Однажды, во время отдыха в Кисловодске, мы с группой товарищей решили совершить автомобильную экскурсию в район Нальчика, к так называемым Голубым озерам и дальше — в Черекское ущелье. Когда мы рано утром трогались с места, погода стояла по-кисловодски солнечная, хотя на севере за Кабан-горою и Малым Седлом висела хмарь.
— Ну, Ессентуки заплакали! — тоном знатока сказал шофер.
И действительно, уже на половине пути к Ессентукам, у Белого угля эта самая хмарь нас окутала, потом из нее пошел противный, мелкий дождь, который провожал нас до Пятигорска, и только где-то за Тамбуканским озером, месторождением пятигорских грязей, он наконец от нас отстал. Однако это не утешало. Где-то справа должно было открыться Баксанское ущелье, а за ним, во всей своей красоте, — Эльбрус. В Кисловодске он только дразнил нас, выглядывая из-за плоских гор полукружьями своих вершин, а здесь мы надеялись увидеть его в полный рост, но вместо него перед нами по-прежнему было серое, войлочное небо, тяжело осевшее на землю.
— Ах, как обидно! Как обидно! — сокрушались мы, глядя на эту печальную картину. — Значит, мы ничего не увидим!
За Нальчиком дорога сначала шла по степи, а потом свернула вправо и пошла в горы. С каждым километром мы чувствовали нарастающий подъем, что только ухудшало наше настроение: поднимаемся в горы, а кругом все тоже — туман и туман. Значит, все пропало.
И вдруг точно раздвинулся театральный занавес, туман ушел куда-то в сторону, и открылось небо — чистое, ясное, голубое, — и взгромоздились вершины, сияющие, белоснежные, завораживающие. Оставив машину у Голубых озер, мы пошли пешком туда, к ним. Шли в гору, взбирались на кручи, обходя скалы, с опаской заглядывая в открывающиеся пропасти, а впереди возвышались и манили нас все такие же далекие, хотя, казалось, такие близкие вершины.

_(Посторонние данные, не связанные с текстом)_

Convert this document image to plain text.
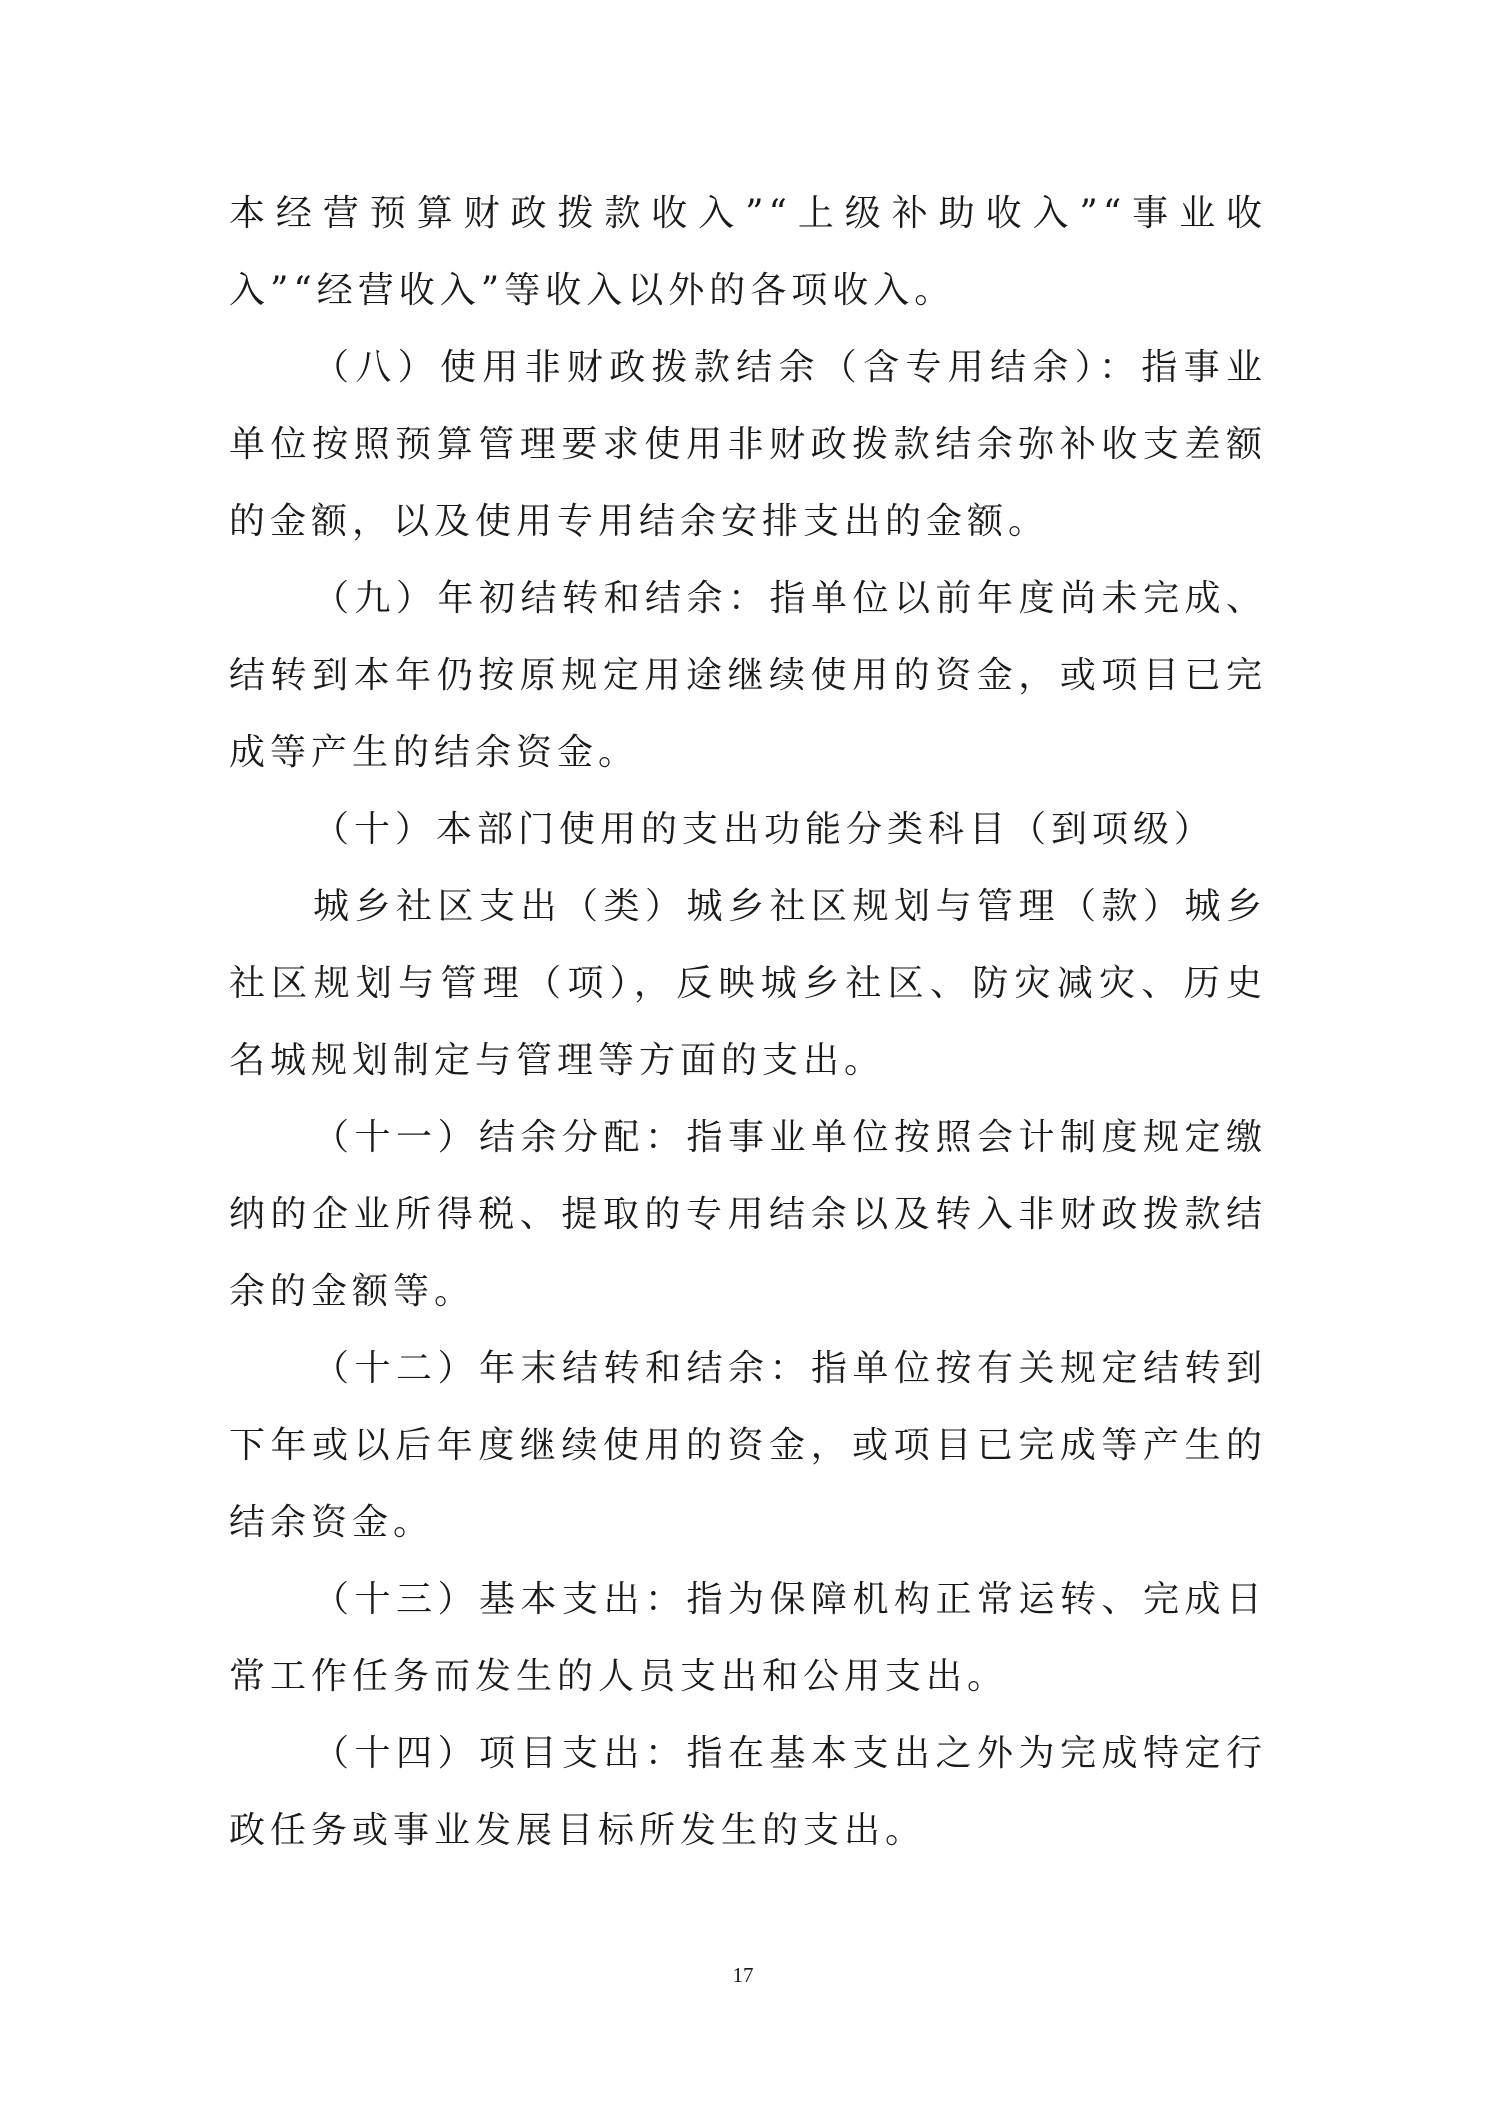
本经营预算财政拨款收入”“上级补助收入”“事业收入”“经营收入”等收入以外的各项收入。

（八）使用非财政拨款结余（含专用结余）：指事业单位按照预算管理要求使用非财政拨款结余弥补收支差额的金额，以及使用专用结余安排支出的金额。

（九）年初结转和结余：指单位以前年度尚未完成、结转到本年仍按原规定用途继续使用的资金，或项目已完成等产生的结余资金。

（十）本部门使用的支出功能分类科目（到项级）

城乡社区支出（类）城乡社区规划与管理（款）城乡社区规划与管理（项），反映城乡社区、防灾减灾、历史名城规划制定与管理等方面的支出。

（十一）结余分配：指事业单位按照会计制度规定缴纳的企业所得税、提取的专用结余以及转入非财政拨款结余的金额等。

（十二）年末结转和结余：指单位按有关规定结转到下年或以后年度继续使用的资金，或项目已完成等产生的结余资金。

（十三）基本支出：指为保障机构正常运转、完成日常工作任务而发生的人员支出和公用支出。

（十四）项目支出：指在基本支出之外为完成特定行政任务或事业发展目标所发生的支出。

17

Мы дошли до перевала, а где-то за ним — новые ущелья и новые подъемы — к снегам! И так захотелось, преодолев все, идти вперед и выше — туда, к вершинам, к небу, к самому солнцу!
Велика сила устремления, без которой невозможна, по сути дела, и сама жизнь!
А кому не известно — тем, кто по-настоящему стремился и достигал, — какова подлинная цена достижений? Как много нужно сделать, чтобы преодолеть и достигнуть, чтобы водрузить знамя на завоеванном рубеже, как нужно экономить дыхание, чтобы вдохнуть глоток горного воздуха вон там, на самой вершине, и какой для всего этого нужен душевный заряд!
Но разве остановить того, кто стремится? И разве забудет, разве может забыть обо всем этом тот, кто по-настоящему стремится? Уметь взять подъем, миновать разверзшуюся пропасть, распознать трещину, притаившуюся под видимой гладью пути, и обойти, преодолеть ее, иметь трезвый взгляд и крепкие ноги — вот что нужно тому, кто стремится.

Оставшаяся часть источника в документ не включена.